Poll: Most don't think Clinton can win in '08
ALBANY - Two-thirds of Americans believe Sen. Hillary Rodham Clinton will run for president, but only one-third believe she can win, according to a national poll released Wednesday.
Almost 80 percent said they don't think Secretary of State Condoleezza Rice, a Republican, could win the White House either.
Gender is a factor, pollster Lee Miringoff said.
"It looks like whether you treat them together or separately, it would certainly be an uphill fight for either of them, and clearly part of that has to do with a continuing reluctance on the part of a large number of American voters to think in terms of a woman in the White House," said Miringoff, the head of Marist College's Institute for Public Opinion.
Twenty-seven percent of voters said they were not likely to vote for a woman candidate in 2008 no matter which party ticket she headed, according to the poll sponsored by WNBC-TV in New York City. Of that 27 percent, almost one-third said they wouldn't back a female candidate because "women are not up to the job" while 10 percent said it was because the presidency is "a man's job."

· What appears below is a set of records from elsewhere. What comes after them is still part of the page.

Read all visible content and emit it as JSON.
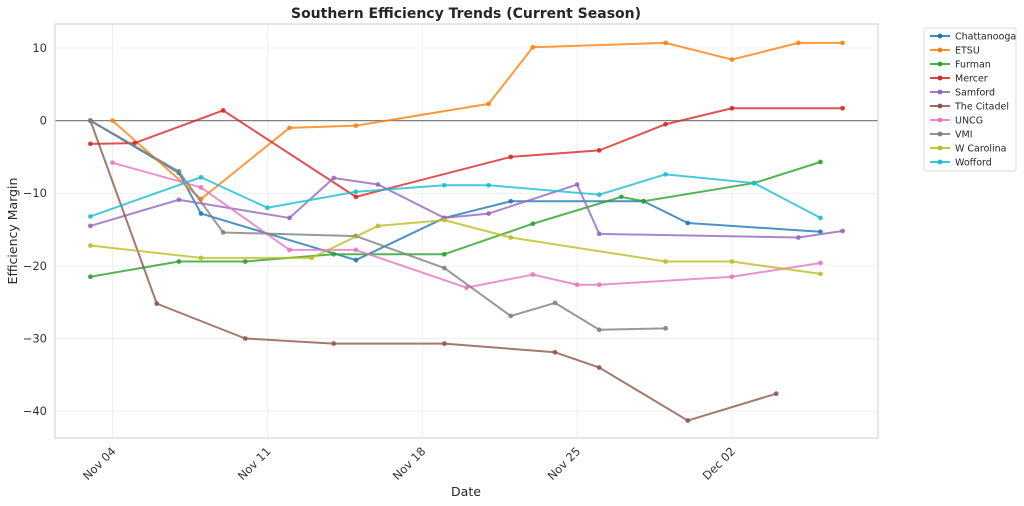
{
  "chart_data": {
    "type": "line",
    "title": "Southern Efficiency Trends (Current Season)",
    "xlabel": "Date",
    "ylabel": "Efficiency Margin",
    "x_start_date": "2024-11-03",
    "xlim_days": [
      -1.6,
      35.6
    ],
    "ylim": [
      -43.7,
      13.3
    ],
    "x_ticks": [
      {
        "day": 1,
        "label": "Nov 04"
      },
      {
        "day": 8,
        "label": "Nov 11"
      },
      {
        "day": 15,
        "label": "Nov 18"
      },
      {
        "day": 22,
        "label": "Nov 25"
      },
      {
        "day": 29,
        "label": "Dec 02"
      }
    ],
    "y_ticks": [
      10,
      0,
      -10,
      -20,
      -30,
      -40
    ],
    "y_tick_labels": [
      "10",
      "0",
      "−10",
      "−20",
      "−30",
      "−40"
    ],
    "reference_line_y": 0,
    "grid": true,
    "legend_position": "outside-top-right",
    "series": [
      {
        "name": "Chattanooga",
        "color": "#1f77b4",
        "points": [
          [
            "Nov 03",
            0
          ],
          [
            "Nov 07",
            -7.2
          ],
          [
            "Nov 08",
            -12.8
          ],
          [
            "Nov 15",
            -19.2
          ],
          [
            "Nov 19",
            -13.4
          ],
          [
            "Nov 22",
            -11.1
          ],
          [
            "Nov 28",
            -11.1
          ],
          [
            "Nov 30",
            -14.1
          ],
          [
            "Dec 06",
            -15.3
          ]
        ]
      },
      {
        "name": "ETSU",
        "color": "#ff7f0e",
        "points": [
          [
            "Nov 04",
            0
          ],
          [
            "Nov 08",
            -10.8
          ],
          [
            "Nov 12",
            -1.0
          ],
          [
            "Nov 15",
            -0.7
          ],
          [
            "Nov 21",
            2.3
          ],
          [
            "Nov 23",
            10.1
          ],
          [
            "Nov 29",
            10.7
          ],
          [
            "Dec 02",
            8.4
          ],
          [
            "Dec 05",
            10.7
          ],
          [
            "Dec 07",
            10.7
          ]
        ]
      },
      {
        "name": "Furman",
        "color": "#2ca02c",
        "points": [
          [
            "Nov 03",
            -21.5
          ],
          [
            "Nov 07",
            -19.4
          ],
          [
            "Nov 10",
            -19.4
          ],
          [
            "Nov 14",
            -18.4
          ],
          [
            "Nov 19",
            -18.4
          ],
          [
            "Nov 23",
            -14.2
          ],
          [
            "Nov 27",
            -10.5
          ],
          [
            "Nov 28",
            -11.1
          ],
          [
            "Dec 03",
            -8.6
          ],
          [
            "Dec 06",
            -5.7
          ]
        ]
      },
      {
        "name": "Mercer",
        "color": "#d62728",
        "points": [
          [
            "Nov 03",
            -3.2
          ],
          [
            "Nov 05",
            -3.1
          ],
          [
            "Nov 09",
            1.4
          ],
          [
            "Nov 15",
            -10.5
          ],
          [
            "Nov 22",
            -5.0
          ],
          [
            "Nov 26",
            -4.1
          ],
          [
            "Nov 29",
            -0.5
          ],
          [
            "Dec 02",
            1.7
          ],
          [
            "Dec 07",
            1.7
          ]
        ]
      },
      {
        "name": "Samford",
        "color": "#9467bd",
        "points": [
          [
            "Nov 03",
            -14.5
          ],
          [
            "Nov 07",
            -10.9
          ],
          [
            "Nov 12",
            -13.4
          ],
          [
            "Nov 14",
            -7.9
          ],
          [
            "Nov 16",
            -8.8
          ],
          [
            "Nov 19",
            -13.4
          ],
          [
            "Nov 21",
            -12.8
          ],
          [
            "Nov 25",
            -8.8
          ],
          [
            "Nov 26",
            -15.6
          ],
          [
            "Dec 05",
            -16.1
          ],
          [
            "Dec 07",
            -15.2
          ]
        ]
      },
      {
        "name": "The Citadel",
        "color": "#8c564b",
        "points": [
          [
            "Nov 03",
            0
          ],
          [
            "Nov 06",
            -25.2
          ],
          [
            "Nov 10",
            -30.0
          ],
          [
            "Nov 14",
            -30.7
          ],
          [
            "Nov 19",
            -30.7
          ],
          [
            "Nov 24",
            -31.9
          ],
          [
            "Nov 26",
            -34.0
          ],
          [
            "Nov 30",
            -41.3
          ],
          [
            "Dec 04",
            -37.6
          ]
        ]
      },
      {
        "name": "UNCG",
        "color": "#e377c2",
        "points": [
          [
            "Nov 04",
            -5.8
          ],
          [
            "Nov 08",
            -9.2
          ],
          [
            "Nov 12",
            -17.8
          ],
          [
            "Nov 15",
            -17.8
          ],
          [
            "Nov 20",
            -23.0
          ],
          [
            "Nov 23",
            -21.2
          ],
          [
            "Nov 25",
            -22.6
          ],
          [
            "Nov 26",
            -22.6
          ],
          [
            "Dec 02",
            -21.5
          ],
          [
            "Dec 06",
            -19.6
          ]
        ]
      },
      {
        "name": "VMI",
        "color": "#7f7f7f",
        "points": [
          [
            "Nov 03",
            0
          ],
          [
            "Nov 07",
            -7.0
          ],
          [
            "Nov 09",
            -15.4
          ],
          [
            "Nov 15",
            -15.9
          ],
          [
            "Nov 19",
            -20.3
          ],
          [
            "Nov 22",
            -26.9
          ],
          [
            "Nov 24",
            -25.1
          ],
          [
            "Nov 26",
            -28.8
          ],
          [
            "Nov 29",
            -28.6
          ]
        ]
      },
      {
        "name": "W Carolina",
        "color": "#bcbd22",
        "points": [
          [
            "Nov 03",
            -17.2
          ],
          [
            "Nov 08",
            -18.9
          ],
          [
            "Nov 13",
            -18.9
          ],
          [
            "Nov 16",
            -14.5
          ],
          [
            "Nov 19",
            -13.7
          ],
          [
            "Nov 22",
            -16.1
          ],
          [
            "Nov 29",
            -19.4
          ],
          [
            "Dec 02",
            -19.4
          ],
          [
            "Dec 06",
            -21.1
          ]
        ]
      },
      {
        "name": "Wofford",
        "color": "#17becf",
        "points": [
          [
            "Nov 03",
            -13.2
          ],
          [
            "Nov 08",
            -7.8
          ],
          [
            "Nov 11",
            -12.0
          ],
          [
            "Nov 15",
            -9.8
          ],
          [
            "Nov 19",
            -8.9
          ],
          [
            "Nov 21",
            -8.9
          ],
          [
            "Nov 26",
            -10.2
          ],
          [
            "Nov 29",
            -7.4
          ],
          [
            "Dec 03",
            -8.6
          ],
          [
            "Dec 06",
            -13.4
          ]
        ]
      }
    ]
  }
}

Clinton has not said if she will run for president in 2008, maintaining that her focus is on re-election this year. Rice has said she has no interest in running for president.
As with other national polls, Clinton led the list of potential contenders for the Democratic presidential nomination. She had the support of 33 percent of potential primary voters in the WNBC/Marist poll to 17 percent for former Vice President Al Gore, 16 percent for John Edwards and 11 percent for John Kerry. No other Democrat broke into double digits.
On the Republican side, former New York City Mayor Rudolph Giuliani was favored by 28 percent of possible GOP primary voters while Sen. John McCain of Arizona had the support of 24 percent. Other potential Republican contenders were in single digits.
The poll had McCain beating Clinton, 52 percent to 42 percent, while the former first lady and Giuliani were running about even.
Thirty-six percent of voters said they liked Clinton more than they did two years ago, but 33 percent said they liked her less.
Marist's telephone poll of 931 registered voters was conducted Feb. 13 and Feb. 15 and had a sampling error margin of plus or minus 3.5 percentage points.